A special accessor will be generated that allows you to access the root value
directly, e.g. `a_flexbuffer_root().AsInt64()`.


# Efficiency tips

* Vectors generally are a lot more efficient than maps, so prefer them over maps
  when possible for small objects. Instead of a map with keys `x`, `y` and `z`,
  use a vector. Better yet, use a typed vector. Or even better, use a fixed
  size typed vector.
* Maps are backwards compatible with vectors, and can be iterated as such.
  You can iterate either just the values (`map.Values()`), or in parallel with
  the keys vector (`map.Keys()`). If you intend
  to access most or all elements, this is faster than looking up each element
  by key, since that involves a binary search of the key vector.
* When possible, don't mix values that require a big bit width (such as double)

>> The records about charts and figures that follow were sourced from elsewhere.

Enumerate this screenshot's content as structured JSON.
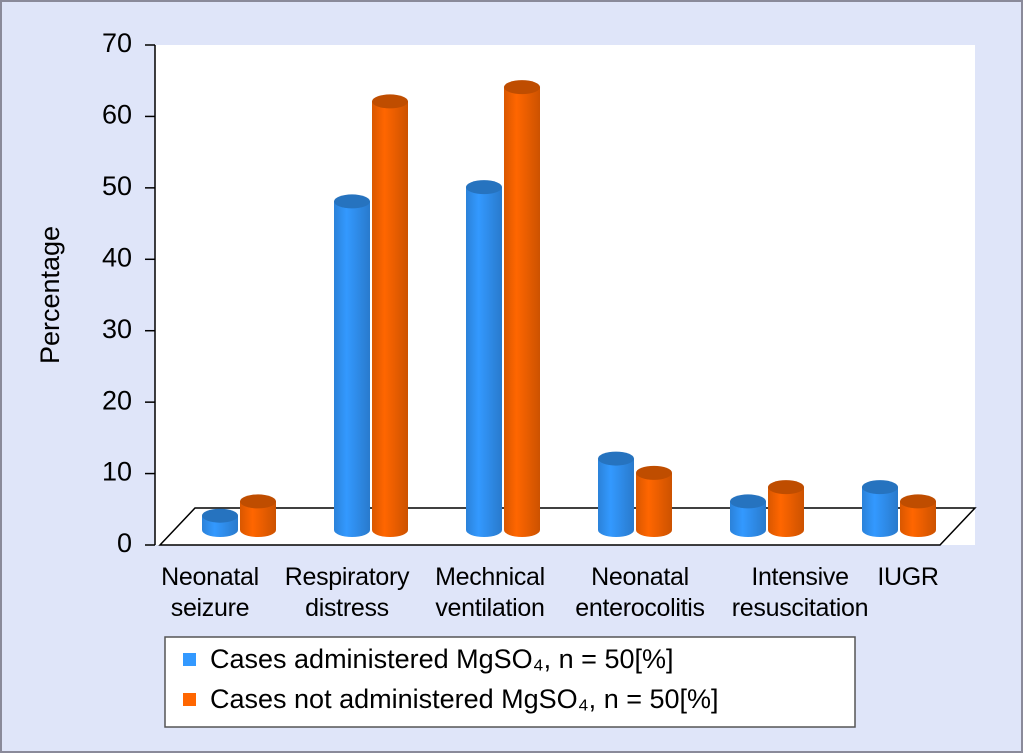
{
  "chart_data": {
    "type": "bar3d",
    "y_axis_label": "Percentage",
    "categories": [
      "Neonatal seizure",
      "Respiratory distress",
      "Mechnical ventilation",
      "Neonatal enterocolitis",
      "Intensive resuscitation",
      "IUGR"
    ],
    "series": [
      {
        "name": "Cases administered MgSO₄, n = 50[%]",
        "color": "#3399ff",
        "values": [
          2,
          46,
          48,
          10,
          4,
          6
        ]
      },
      {
        "name": "Cases not administered MgSO₄, n = 50[%]",
        "color": "#ff6600",
        "values": [
          4,
          60,
          62,
          8,
          6,
          4
        ]
      }
    ],
    "ylim": [
      0,
      70
    ],
    "yticks": [
      0,
      10,
      20,
      30,
      40,
      50,
      60,
      70
    ]
  }
}
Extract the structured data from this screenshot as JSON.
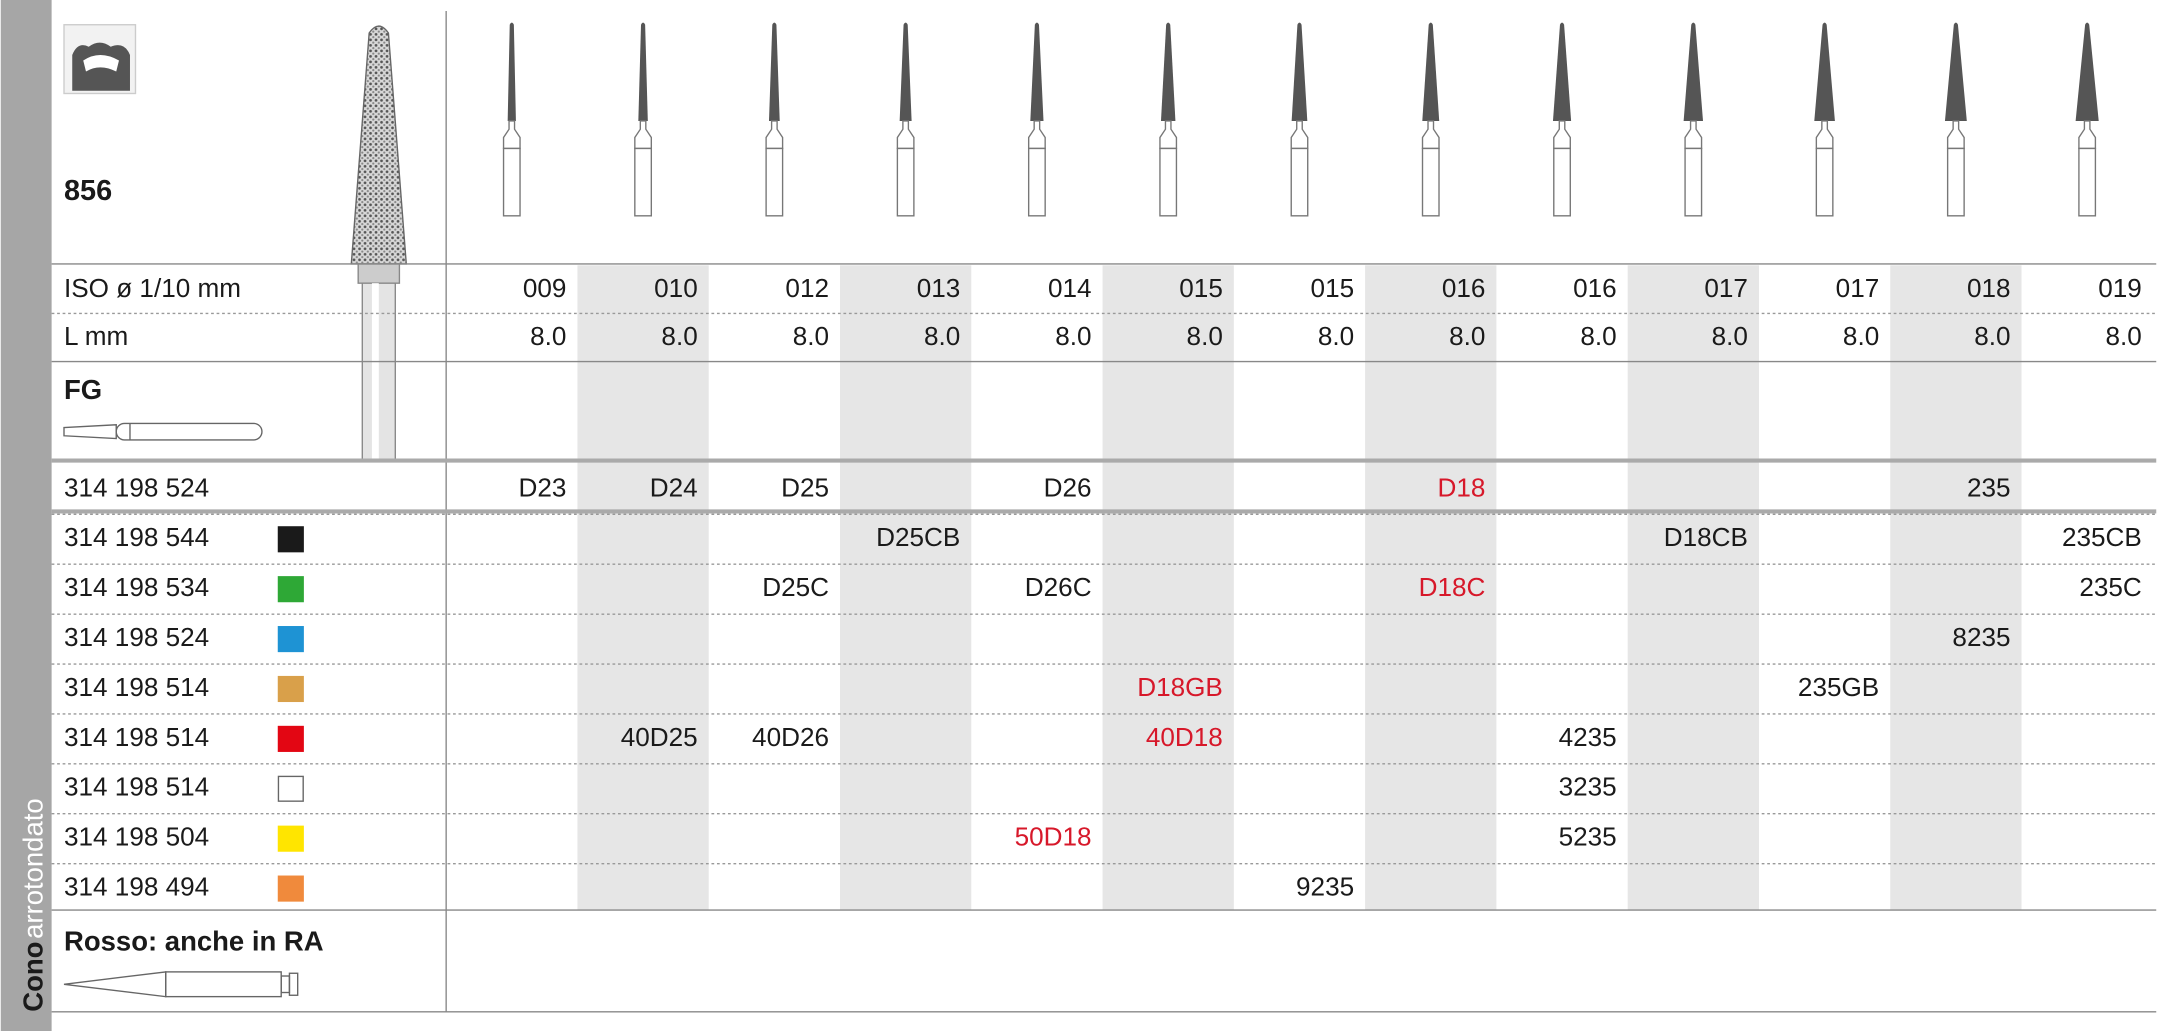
{
  "side_label": {
    "bold": "Cono",
    "light": "arrotondato"
  },
  "shape": "856",
  "iso_label": "ISO ø 1/10 mm",
  "length_label": "L mm",
  "shank": "FG",
  "note": "Rosso: anche in RA",
  "highlight_color": "#d7182a",
  "iso": [
    "009",
    "010",
    "012",
    "013",
    "014",
    "015",
    "015",
    "016",
    "016",
    "017",
    "017",
    "018",
    "019"
  ],
  "length": [
    "8.0",
    "8.0",
    "8.0",
    "8.0",
    "8.0",
    "8.0",
    "8.0",
    "8.0",
    "8.0",
    "8.0",
    "8.0",
    "8.0",
    "8.0"
  ],
  "rows": [
    {
      "code": "314 198 524",
      "swatch": null,
      "cells": [
        "D23",
        "D24",
        "D25",
        null,
        "D26",
        null,
        null,
        {
          "text": "D18",
          "highlight": true
        },
        null,
        null,
        null,
        "235",
        null
      ]
    },
    {
      "code": "314 198 544",
      "swatch": "#1a1a1a",
      "cells": [
        null,
        null,
        null,
        "D25CB",
        null,
        null,
        null,
        null,
        null,
        "D18CB",
        null,
        null,
        "235CB"
      ]
    },
    {
      "code": "314 198 534",
      "swatch": "#2ea836",
      "cells": [
        null,
        null,
        "D25C",
        null,
        "D26C",
        null,
        null,
        {
          "text": "D18C",
          "highlight": true
        },
        null,
        null,
        null,
        null,
        "235C"
      ]
    },
    {
      "code": "314 198 524",
      "swatch": "#1e93d4",
      "cells": [
        null,
        null,
        null,
        null,
        null,
        null,
        null,
        null,
        null,
        null,
        null,
        "8235",
        null
      ]
    },
    {
      "code": "314 198 514",
      "swatch": "#d9a04a",
      "cells": [
        null,
        null,
        null,
        null,
        null,
        {
          "text": "D18GB",
          "highlight": true
        },
        null,
        null,
        null,
        null,
        "235GB",
        null,
        null
      ]
    },
    {
      "code": "314 198 514",
      "swatch": "#e30613",
      "cells": [
        null,
        "40D25",
        "40D26",
        null,
        null,
        {
          "text": "40D18",
          "highlight": true
        },
        null,
        null,
        "4235",
        null,
        null,
        null,
        null
      ]
    },
    {
      "code": "314 198 514",
      "swatch": "#ffffff",
      "cells": [
        null,
        null,
        null,
        null,
        null,
        null,
        null,
        null,
        "3235",
        null,
        null,
        null,
        null
      ]
    },
    {
      "code": "314 198 504",
      "swatch": "#ffe500",
      "cells": [
        null,
        null,
        null,
        null,
        {
          "text": "50D18",
          "highlight": true
        },
        null,
        null,
        null,
        "5235",
        null,
        null,
        null,
        null
      ]
    },
    {
      "code": "314 198 494",
      "swatch": "#f08a3c",
      "cells": [
        null,
        null,
        null,
        null,
        null,
        null,
        "9235",
        null,
        null,
        null,
        null,
        null,
        null
      ]
    }
  ]
}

  in a large vector of smaller values, since all elements will take on this
  width. Use `IndirectDouble` when this is a possibility. Note that
  integers automatically use the smallest width possible, i.e. if you ask
  to serialize an int64_t whose value is actually small, you will use less
  bits. Doubles are represented as floats whenever possible losslessly, but
  this is only possible for few values.
  Since nested vectors/maps are stored over offsets, they typically don't
  affect the vector width.
* To store large arrays of byte data, use a blob. If you'd use a typed
  vector, the bit width of the size field may make it use more space than
  expected, and may not be compatible with `memcpy`.
  Similarly, large arrays of (u)int16_t may be better off stored as a
  binary blob if their size could exceed 64k elements.
  Construction and use are otherwise similar to strings.